The brain metastases due to breast cancer could be fought by a potential combination therapy: a study of Ludwig Cancer Research who has identified and validated preclinically the therapy in question that has how target tumor-associated macrophages and microglia (TAM), immune cells found within brain metastases that cancer cells can manipulate to support their growth and survival.
There Research was published in the scientific journal Nature Cancer.
Breast Cancer Brain Metastases: How the Combined Treatments of the New Therapy Work
The study, carried out by Johanna Joyce and Florian Klemm of Ludwig Lausanne, together with Lisa Sevenich of the Georg-Speyer-Haus Institute for Tumor Biology and Experimental Therapy, in Frankfurt, showed that a therapy aimed at TAM – which inhibits a signaling called CSF1R— is initially effective but ultimately promotes an adaptive resistance mechanism in immune cells.
That mechanism, which activates an alternative signaling pathway in TAMs focused on a secreted protein factor called CSF2 and a protein that helps transmit its signals, STAT5, revives tumor growth by promoting the expression of genes involved in inflammation and in wound repair. Researchers show that blocking this signaling pathway in concert with inhibition of CSF1R significantly extends survival in mouse models of breast-brain metastasis.
“There is an urgent and unmet need for effective treatments for brain metastases“Said Joyce, a member of the Ludwig Institute for Cancer Research, Lausanne. “Current therapies can alleviate some of the side effects of these cancers, but they do not appreciably extend the lives of patients. Our study identifies a rationally devised combination therapy that activates an antitumor immune response and simultaneously undermines a resistance mechanism that, we have now shown, can develop in response to initial therapy, inhibition of CSF1R“.
Joyce’s lab previously explored the targeting of TAMs associated with primary brain tumors, in particular gliomas, using CSF1R inhibitors, whose activity is essential for cells. These studies demonstrated that inhibition of CSF1R significantly prolongs survival in preclinical mouse models of these tumors.
Notably, Joyce’s team found that the treatment did not result in the death of the TAMs in these mouse models, but rather their “re-education“In antitumor immunity agents. The same CSF1R inhibitor (BLZ945) that Joyce’s lab used in its preclinical studies is currently being evaluated in an early-stage clinical trial in patients with a range of solid tumors, including glioblastomas.
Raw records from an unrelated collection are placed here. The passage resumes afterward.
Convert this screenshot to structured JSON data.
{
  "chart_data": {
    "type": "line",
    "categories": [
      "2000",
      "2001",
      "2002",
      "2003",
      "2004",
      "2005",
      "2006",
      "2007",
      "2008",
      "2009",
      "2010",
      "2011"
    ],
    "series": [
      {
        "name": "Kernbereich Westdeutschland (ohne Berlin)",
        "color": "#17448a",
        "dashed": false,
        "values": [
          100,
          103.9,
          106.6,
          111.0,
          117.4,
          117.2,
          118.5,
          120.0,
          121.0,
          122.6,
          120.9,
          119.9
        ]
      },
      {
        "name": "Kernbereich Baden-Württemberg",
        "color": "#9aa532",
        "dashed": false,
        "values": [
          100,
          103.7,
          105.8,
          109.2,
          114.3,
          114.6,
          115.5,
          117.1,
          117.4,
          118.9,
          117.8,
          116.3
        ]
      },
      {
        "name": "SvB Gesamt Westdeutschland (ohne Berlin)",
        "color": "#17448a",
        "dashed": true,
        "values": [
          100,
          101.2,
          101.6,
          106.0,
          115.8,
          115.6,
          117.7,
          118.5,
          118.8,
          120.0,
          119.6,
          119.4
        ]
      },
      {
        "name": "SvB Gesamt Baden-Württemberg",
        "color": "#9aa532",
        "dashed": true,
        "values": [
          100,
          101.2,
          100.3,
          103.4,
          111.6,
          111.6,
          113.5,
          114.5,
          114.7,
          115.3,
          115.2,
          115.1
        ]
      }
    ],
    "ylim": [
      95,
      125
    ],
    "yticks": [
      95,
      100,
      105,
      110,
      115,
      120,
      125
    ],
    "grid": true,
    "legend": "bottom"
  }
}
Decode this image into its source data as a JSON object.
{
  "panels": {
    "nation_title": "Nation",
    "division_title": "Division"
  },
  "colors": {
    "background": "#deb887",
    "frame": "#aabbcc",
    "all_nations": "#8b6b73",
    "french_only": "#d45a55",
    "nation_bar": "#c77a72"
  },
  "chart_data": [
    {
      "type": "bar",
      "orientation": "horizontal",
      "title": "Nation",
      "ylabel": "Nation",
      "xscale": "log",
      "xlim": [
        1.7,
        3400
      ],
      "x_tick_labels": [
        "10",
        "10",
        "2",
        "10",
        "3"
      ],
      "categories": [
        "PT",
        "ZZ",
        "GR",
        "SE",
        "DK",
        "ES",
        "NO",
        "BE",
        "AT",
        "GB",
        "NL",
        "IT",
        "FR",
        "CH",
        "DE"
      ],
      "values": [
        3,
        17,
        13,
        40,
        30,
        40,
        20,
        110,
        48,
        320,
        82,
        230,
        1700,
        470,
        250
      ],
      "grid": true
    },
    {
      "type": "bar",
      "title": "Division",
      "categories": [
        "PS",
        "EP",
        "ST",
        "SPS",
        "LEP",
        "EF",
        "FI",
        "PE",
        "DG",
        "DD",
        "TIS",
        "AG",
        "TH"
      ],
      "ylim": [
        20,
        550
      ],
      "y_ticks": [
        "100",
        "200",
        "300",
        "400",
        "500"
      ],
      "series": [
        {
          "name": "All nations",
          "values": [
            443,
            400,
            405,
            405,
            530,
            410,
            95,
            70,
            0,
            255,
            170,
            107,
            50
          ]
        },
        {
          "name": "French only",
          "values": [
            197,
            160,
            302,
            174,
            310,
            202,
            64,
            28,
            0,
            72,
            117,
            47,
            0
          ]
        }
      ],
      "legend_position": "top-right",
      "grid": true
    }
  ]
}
Joyce, Klemm, Sevenich and colleagues wanted to examine whether the CSF1R inhibitor would have a similar effect on TAMs in breast and brain cancer metastases, and to obtain key insights from preclinical studies on how treatment might unfold in the long-term in patients.
The researchers explained that the treatment with the CSF1R inhibitor, BLZ945, initially reduces the proliferation of brain metastases from breast cancer, follows a stalemate in their growth for several weeks, and induces some regressions of brain tumors established in mouse models. However, the inhibition of CSF1R resulted in the killing of all but a subset of TAMs, not their re-education into an effective anticancer immune body, as was the case in gliomas.
Long-term, the treatment also triggered adaptive changes in the TAMs that drive inflammation and cause damage to the neural tissue around the brain metastases.
Subsequent analysis revealed that TAMs had compensated for blocking CSF1R signaling by engaging an alternative signaling axis activated by the relative CSF2 receptor (CSF2R) and mediated by STAT5 within the cells. The researchers found that combining BLZ945 with a STAT5 signaling inhibitor (or anti-CSF2 antibody) durably blocked the growth of breast cancer brain metastases in the mouse model. STAT5 inhibition also stopped inflammation and reversed nerve damage associated with CSF1R inhibition in these metastatic tumors. It also reprogrammed the TAMs into an anticancer state.
“Our results reveal the potential risk of triggering pro-inflammatory responses in brain metastases following CSF1R inhibition and suggest a compelling strategy to overcome this adaptive resistance mechanism,” Joyce said.
“These findings have important translational implications for efforts aimed at modify the immune microenvironment of brain tumors for therapy, showing how important it is to have a detailed understanding of the unique landscape of each tumor type in developing these rational combined treatment strategies “, concluded the scientist.